Is Digital KYC the right approach for you – as a Luxembourg-regulated institution?
Established banks are finding the competition increasingly tough these days as they face up to a wave of scrappy young challengers. New digital banks are entering the market all the time, and the most successful are proving a real threat to the dominance of traditional banking institutions.
Whether we are talking about first movers such as N26 and Revolut, which are building international reach, or fast-moving newer followers including Monzo and Bunq, the emergence of digitally-focused banks has brought much greater choice and flexibility to consumers – not least thanks to their customer-centric approach and enhanced user experience.
Coupled with a historical decline of trust in established institutions, in part down to taxpayer bailouts during the global financial crisis, but also the impact of social media on consumer attitudes, the result is that neo-banks are claiming millions of new customers at the expense of high street banks.
The argument often used by established traditional banks that neo-banks are just cash burning and/or cash negative institutions is not valid anymore, e.g. N26 breaking even and becoming a profitable company.
There’s also the threat that big tech companies such as Google, Apple, Facebook and Amazon, with their databases of hundreds of millions of users, could soon start flexing their muscle more seriously in financial services markets. These players are already making inroads into areas such as payment services, with groups such as Amazon and Alipay holding EU e-money institution licences from the Luxembourg Ministry of Finance.
In the past, compliance issues have been a significant barrier to entry for financial technology providers large and small, but today their technical capabilities have largely overcome this hurdle, allowing their enhanced user experience to develop as a competitive advantage.
However, the battle is far from lost for incumbent financial institutions. Just as new fintech firms have harnessed digitalisation, so too can their established rivals. Using application programming interfaces (“APIs”), traditional players can outsource processes that once required costly and not always efficient direct human involvement.
In their early days, new generation online banks Revolut and N26 outsourced customer identification procedures to digital platforms such as Onfido and IDnow. This remains the default strategy for non-digital specialists. For pure player digital banks and large retail banks, thanks to the industry’s embrace of APIs, they can draw on a vast number of modules, services and programmes using APIs instead of outsourcing the full process to specialist platforms.
Just for KYC due diligence checks, providers such as Docusign and Luxtrust are enabling institutions to retrieve and authenticate customers’ digital signatures efficiently and cost-effectively. Shufti Pro and AriadNEXT are doing the same for ID documents.
But from a digital transformation perspective, the use of these tools are only the beginning, because digital transformation is enabling banks to change their operating models and fundamentally rethink the services they provide.
Take the example of N26, with its banking-as-a-platform approach creating an ecosystem of providers of complementary services, such as TransferWise for currency transfers, Raisin for saving accounts, vaamo for investment solutions and Schufa for credit score calculations.
Another model is called banking-as-a-service, with Uber’s relationship with BBVA as a prominent example.
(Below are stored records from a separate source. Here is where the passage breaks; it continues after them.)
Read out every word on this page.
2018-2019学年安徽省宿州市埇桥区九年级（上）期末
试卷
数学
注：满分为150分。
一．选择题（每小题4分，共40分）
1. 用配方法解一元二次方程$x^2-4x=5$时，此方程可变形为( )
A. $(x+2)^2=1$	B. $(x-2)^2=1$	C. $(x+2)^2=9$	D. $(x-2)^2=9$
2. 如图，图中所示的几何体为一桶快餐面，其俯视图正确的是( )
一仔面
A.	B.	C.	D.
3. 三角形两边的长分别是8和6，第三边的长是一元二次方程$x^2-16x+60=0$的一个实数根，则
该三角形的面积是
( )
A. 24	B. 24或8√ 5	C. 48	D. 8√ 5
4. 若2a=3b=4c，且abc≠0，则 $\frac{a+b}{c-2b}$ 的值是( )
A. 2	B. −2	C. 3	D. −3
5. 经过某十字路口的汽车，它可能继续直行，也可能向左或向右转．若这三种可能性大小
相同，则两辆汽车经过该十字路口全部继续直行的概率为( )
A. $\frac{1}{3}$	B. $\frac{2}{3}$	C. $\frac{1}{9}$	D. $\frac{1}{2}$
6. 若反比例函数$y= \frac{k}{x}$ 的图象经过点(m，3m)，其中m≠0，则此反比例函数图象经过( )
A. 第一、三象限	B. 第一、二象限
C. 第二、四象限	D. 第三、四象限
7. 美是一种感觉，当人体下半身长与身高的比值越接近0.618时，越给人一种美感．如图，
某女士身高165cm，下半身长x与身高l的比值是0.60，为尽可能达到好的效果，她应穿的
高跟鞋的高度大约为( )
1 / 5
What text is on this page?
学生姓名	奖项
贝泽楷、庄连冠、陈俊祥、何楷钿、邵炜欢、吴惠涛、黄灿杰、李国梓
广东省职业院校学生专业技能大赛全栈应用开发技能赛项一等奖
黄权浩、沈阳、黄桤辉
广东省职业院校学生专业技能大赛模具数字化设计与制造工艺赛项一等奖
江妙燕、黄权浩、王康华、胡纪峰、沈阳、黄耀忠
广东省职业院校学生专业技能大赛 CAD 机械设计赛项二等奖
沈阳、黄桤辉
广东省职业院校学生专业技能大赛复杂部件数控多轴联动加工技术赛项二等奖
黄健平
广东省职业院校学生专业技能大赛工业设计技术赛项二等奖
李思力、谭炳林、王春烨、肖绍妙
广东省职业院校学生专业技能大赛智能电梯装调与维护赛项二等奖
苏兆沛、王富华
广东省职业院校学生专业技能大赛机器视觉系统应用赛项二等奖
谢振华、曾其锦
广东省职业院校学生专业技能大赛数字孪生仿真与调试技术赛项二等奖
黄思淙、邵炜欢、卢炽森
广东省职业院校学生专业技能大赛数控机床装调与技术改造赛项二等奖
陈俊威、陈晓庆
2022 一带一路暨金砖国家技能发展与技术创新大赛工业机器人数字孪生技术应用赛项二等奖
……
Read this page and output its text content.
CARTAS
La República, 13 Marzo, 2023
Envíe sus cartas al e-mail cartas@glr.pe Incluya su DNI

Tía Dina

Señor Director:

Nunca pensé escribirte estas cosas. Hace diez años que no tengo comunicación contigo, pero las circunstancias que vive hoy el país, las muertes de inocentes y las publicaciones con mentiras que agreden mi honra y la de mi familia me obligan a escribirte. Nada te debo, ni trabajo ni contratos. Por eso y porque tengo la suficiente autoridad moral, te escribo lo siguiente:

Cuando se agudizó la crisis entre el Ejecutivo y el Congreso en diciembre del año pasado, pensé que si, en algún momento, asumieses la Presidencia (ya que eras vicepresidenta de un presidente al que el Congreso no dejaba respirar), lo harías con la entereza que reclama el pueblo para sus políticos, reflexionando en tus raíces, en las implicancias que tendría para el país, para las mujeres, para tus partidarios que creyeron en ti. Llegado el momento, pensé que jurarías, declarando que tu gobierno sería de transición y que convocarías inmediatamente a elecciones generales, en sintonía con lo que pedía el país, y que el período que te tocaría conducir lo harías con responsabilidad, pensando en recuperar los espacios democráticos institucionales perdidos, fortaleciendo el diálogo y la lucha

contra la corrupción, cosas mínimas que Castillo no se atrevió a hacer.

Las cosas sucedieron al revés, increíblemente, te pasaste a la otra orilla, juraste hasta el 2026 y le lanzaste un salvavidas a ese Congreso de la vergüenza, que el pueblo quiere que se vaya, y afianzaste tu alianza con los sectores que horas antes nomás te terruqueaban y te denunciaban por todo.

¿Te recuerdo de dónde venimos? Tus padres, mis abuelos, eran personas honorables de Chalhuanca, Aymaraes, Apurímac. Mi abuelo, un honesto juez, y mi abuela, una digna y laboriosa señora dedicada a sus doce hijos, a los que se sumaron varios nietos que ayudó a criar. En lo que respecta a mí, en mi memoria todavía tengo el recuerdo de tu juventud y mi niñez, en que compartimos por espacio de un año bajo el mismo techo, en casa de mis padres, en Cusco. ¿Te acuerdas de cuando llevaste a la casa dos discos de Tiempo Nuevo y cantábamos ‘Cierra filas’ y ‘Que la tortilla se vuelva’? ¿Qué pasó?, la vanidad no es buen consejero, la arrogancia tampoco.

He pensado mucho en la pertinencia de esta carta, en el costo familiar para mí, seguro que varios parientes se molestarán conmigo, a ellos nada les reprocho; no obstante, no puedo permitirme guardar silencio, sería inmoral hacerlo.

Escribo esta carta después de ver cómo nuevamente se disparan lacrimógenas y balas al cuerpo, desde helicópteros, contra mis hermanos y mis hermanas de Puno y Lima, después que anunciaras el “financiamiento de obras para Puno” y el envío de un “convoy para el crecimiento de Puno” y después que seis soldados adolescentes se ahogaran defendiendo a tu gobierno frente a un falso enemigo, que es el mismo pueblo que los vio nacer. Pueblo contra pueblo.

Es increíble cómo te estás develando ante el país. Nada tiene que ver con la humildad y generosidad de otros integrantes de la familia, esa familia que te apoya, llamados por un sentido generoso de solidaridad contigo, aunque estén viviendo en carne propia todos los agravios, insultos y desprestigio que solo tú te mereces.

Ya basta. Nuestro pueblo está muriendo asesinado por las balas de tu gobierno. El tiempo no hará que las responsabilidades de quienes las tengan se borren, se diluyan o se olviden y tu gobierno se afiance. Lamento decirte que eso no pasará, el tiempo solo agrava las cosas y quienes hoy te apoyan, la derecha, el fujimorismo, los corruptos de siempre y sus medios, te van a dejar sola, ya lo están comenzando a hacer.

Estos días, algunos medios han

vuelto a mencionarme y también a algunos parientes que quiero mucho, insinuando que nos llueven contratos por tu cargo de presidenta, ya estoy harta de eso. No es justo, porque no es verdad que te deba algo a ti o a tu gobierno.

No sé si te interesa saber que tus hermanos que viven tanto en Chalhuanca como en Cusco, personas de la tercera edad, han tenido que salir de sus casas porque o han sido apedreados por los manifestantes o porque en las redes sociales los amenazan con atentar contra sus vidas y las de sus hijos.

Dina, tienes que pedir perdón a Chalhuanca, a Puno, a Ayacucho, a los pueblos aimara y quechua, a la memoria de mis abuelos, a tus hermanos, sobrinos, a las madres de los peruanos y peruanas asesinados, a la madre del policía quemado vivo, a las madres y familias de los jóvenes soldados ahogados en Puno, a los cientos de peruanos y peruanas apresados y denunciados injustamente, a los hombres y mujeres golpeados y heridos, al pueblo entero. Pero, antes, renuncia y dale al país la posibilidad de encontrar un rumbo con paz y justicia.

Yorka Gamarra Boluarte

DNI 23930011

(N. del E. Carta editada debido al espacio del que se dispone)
The integration of BBVA’s API-based services within Uber’s mobile app provides unbanked drivers with a digital account.
There is also the capabilities-as-a-service model of Singapore’s DBS, which has created an API platform open to developers, FinTech firms, traditional retailers and other financial service providers. The CaaS portal of Singapore’s DBS Bank offers more than 200 APIs that other banks or service providers can incorporate into their own operations.
Then there are platform-only providers such as Solaris Bank, Railsbank and Wirecard – Goldman Sachs also aims to become a platform provider as part of its core strategy for the coming years.
This broad range of models illustrates that neo-banks don’t necessarily need a banking licence from the start if they can outsource key processes to high-quality external providers, making the barriers to market entry lower than ever.
Established institutions can exploit the opportunities too, for instance by digitising their KYC and other compliance processes. But first they need to ask whether digitalisation is the right strategy.
Existing players should determine the scope of the digitalisation process, asking themselves: Will you introduce digital KYC for all clients, only individuals, or only corporate entities? Will you digitalise the entire KYC process, or just parts of it? Digitising KYC processes requires a lot of effort, budget and time, which is why these questions should not be taken lightly.
Depending on an institution’s specific business lines, focus and activities, certain kinds and degrees of digitalisation may make more sense than others. In retail banking, the need for human interaction is typically lower than in other areas – reflecting the amount of money and level of customer engagement involved – so digitalised KYC and onboarding processes are easier to introduce.
By contrast, private banking involving substantial wealth revolves more around regular face-to-face interaction and requires a heightened degree of trust, so digitised KYC may be less appropriate, although it may have a role to play for entry-level clients and certain types of processes, such as retrieving a digital copy of an ID document.